Friday, September 23, 2005

A Free Market in Transplant Organs?

Another Washington Post article explores a growing internet phenomenon: the solicitation of living donors of organs. As ever, the anti-freedom elitists among us wring their hands and cry foul:

"Our organ allocation system is imperfect, but there is a lot of effort and a lot of thought to make it as fair as possible. Once you go down this road and allow people to jump ahead in the queue through a popularity contest through the Web, you can be assured justice goes out the window," David Magnus, a Stanford University bioethicist, said.

Aside from potentially giving the more affluent, educated or computer-literate an edge, allowing donors to designate their recipient can lead to discrimination, Magnus and others say.

"You could easily see a situation where you have a donor who says, 'I'm only going to donate to a white person,' or 'I'm only going to give to someone with my religion,' " said Douglas W. Hanto of the Beth Israel Deaconess Medical Center in Boston, who represents the American Society of Transplant Surgeons.


I suspect that the number of people who are going to be so bigoted is minuscule.
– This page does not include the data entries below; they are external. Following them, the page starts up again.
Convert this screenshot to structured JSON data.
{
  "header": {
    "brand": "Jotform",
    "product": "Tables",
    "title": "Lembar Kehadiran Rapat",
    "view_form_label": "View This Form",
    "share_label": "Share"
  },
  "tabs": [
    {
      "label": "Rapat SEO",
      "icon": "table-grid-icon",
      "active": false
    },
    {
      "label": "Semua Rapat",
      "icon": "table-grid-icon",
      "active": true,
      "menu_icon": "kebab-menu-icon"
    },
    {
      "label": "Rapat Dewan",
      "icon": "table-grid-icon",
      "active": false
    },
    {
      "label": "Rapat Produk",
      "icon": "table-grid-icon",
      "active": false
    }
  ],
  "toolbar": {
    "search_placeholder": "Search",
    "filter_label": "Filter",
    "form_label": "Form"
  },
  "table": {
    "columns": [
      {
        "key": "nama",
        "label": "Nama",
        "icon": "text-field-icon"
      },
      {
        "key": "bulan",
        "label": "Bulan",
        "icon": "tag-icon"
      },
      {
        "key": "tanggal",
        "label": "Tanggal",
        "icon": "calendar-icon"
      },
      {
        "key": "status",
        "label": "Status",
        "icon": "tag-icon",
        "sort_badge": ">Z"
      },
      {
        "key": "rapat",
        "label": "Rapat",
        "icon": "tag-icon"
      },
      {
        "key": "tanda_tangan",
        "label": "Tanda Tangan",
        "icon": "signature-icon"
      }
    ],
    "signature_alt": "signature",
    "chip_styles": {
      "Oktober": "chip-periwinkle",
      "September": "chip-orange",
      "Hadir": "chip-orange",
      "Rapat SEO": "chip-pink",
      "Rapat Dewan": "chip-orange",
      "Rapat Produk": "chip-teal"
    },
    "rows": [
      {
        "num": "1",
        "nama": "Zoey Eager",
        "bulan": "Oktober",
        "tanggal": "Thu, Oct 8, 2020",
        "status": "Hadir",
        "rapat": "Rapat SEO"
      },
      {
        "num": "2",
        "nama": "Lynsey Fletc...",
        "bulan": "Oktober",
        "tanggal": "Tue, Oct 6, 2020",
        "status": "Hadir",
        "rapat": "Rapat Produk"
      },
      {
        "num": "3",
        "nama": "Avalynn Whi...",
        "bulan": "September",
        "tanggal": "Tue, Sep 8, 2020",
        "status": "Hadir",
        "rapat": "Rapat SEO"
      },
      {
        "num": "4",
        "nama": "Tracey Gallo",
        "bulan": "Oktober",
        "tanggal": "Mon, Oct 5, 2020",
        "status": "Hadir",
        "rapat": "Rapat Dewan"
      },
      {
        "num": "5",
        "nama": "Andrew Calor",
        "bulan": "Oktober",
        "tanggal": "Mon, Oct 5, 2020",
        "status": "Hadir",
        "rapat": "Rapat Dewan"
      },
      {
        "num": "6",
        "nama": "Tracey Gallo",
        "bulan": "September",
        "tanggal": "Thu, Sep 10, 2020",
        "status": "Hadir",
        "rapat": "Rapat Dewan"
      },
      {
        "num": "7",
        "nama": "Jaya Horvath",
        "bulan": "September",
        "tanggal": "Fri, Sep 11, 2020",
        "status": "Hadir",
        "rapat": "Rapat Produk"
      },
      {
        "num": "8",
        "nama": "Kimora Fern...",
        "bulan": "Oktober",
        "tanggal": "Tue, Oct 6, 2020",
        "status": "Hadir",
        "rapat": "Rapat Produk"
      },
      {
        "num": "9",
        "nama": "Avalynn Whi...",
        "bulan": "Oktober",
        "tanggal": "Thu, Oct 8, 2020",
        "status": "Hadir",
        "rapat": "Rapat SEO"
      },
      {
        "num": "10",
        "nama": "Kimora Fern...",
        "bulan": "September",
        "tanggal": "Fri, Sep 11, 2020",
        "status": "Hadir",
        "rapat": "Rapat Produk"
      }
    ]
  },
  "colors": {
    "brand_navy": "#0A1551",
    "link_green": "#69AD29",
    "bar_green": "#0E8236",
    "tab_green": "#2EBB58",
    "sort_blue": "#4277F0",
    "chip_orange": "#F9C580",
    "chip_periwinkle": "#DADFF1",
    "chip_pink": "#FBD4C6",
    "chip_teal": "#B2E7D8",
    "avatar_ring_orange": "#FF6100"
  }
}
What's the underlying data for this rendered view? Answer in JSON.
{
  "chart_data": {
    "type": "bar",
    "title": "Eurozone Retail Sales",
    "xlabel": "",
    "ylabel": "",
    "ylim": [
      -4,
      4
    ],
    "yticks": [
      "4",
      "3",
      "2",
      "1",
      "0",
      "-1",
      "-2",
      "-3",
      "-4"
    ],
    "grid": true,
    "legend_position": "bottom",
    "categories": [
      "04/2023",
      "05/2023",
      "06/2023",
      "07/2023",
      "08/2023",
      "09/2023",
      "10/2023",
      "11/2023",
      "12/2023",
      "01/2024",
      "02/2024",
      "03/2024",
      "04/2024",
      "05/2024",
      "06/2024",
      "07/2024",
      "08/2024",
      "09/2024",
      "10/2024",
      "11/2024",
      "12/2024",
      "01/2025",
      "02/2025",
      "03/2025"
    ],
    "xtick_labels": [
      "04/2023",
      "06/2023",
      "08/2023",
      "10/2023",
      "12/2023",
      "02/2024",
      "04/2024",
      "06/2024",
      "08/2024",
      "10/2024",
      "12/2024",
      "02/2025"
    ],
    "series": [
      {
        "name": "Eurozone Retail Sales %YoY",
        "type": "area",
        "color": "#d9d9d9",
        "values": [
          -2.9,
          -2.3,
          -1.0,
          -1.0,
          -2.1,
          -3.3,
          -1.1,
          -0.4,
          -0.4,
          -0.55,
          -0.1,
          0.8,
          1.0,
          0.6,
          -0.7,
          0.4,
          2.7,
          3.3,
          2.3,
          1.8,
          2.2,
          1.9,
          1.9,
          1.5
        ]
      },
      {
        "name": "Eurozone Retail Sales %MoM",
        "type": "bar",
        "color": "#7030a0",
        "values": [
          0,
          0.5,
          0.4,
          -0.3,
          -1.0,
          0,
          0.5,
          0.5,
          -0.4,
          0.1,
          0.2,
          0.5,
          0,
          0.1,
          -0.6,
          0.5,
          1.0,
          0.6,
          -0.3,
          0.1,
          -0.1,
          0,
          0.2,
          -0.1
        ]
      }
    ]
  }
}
However, even if it were a large number, so what? We are talking about people who likely wouldn't donate anything otherwise. Having the philosopher-kings look over every transaction before it happens to determine fairness and equity is obviously putting an enormous damper on the availability of organs.

Also, what is ethically wrong with selling a part of one's body for another to use? (I am not advocating this; indeed, I used to give blood to the Red Cross regularly till their paranoia about my European travels and Mad Cow Disease put a halt to that.) If it makes more organs available for people who need them, I don't see why the rest of society has any right to stop the transaction.

(A Buddhist aside: We are not our bodies, we are not not our bodies, we are not both our bodies and not our bodies, and we are not neither our bodies nor not our bodies. Apologies to Nagarjuna.)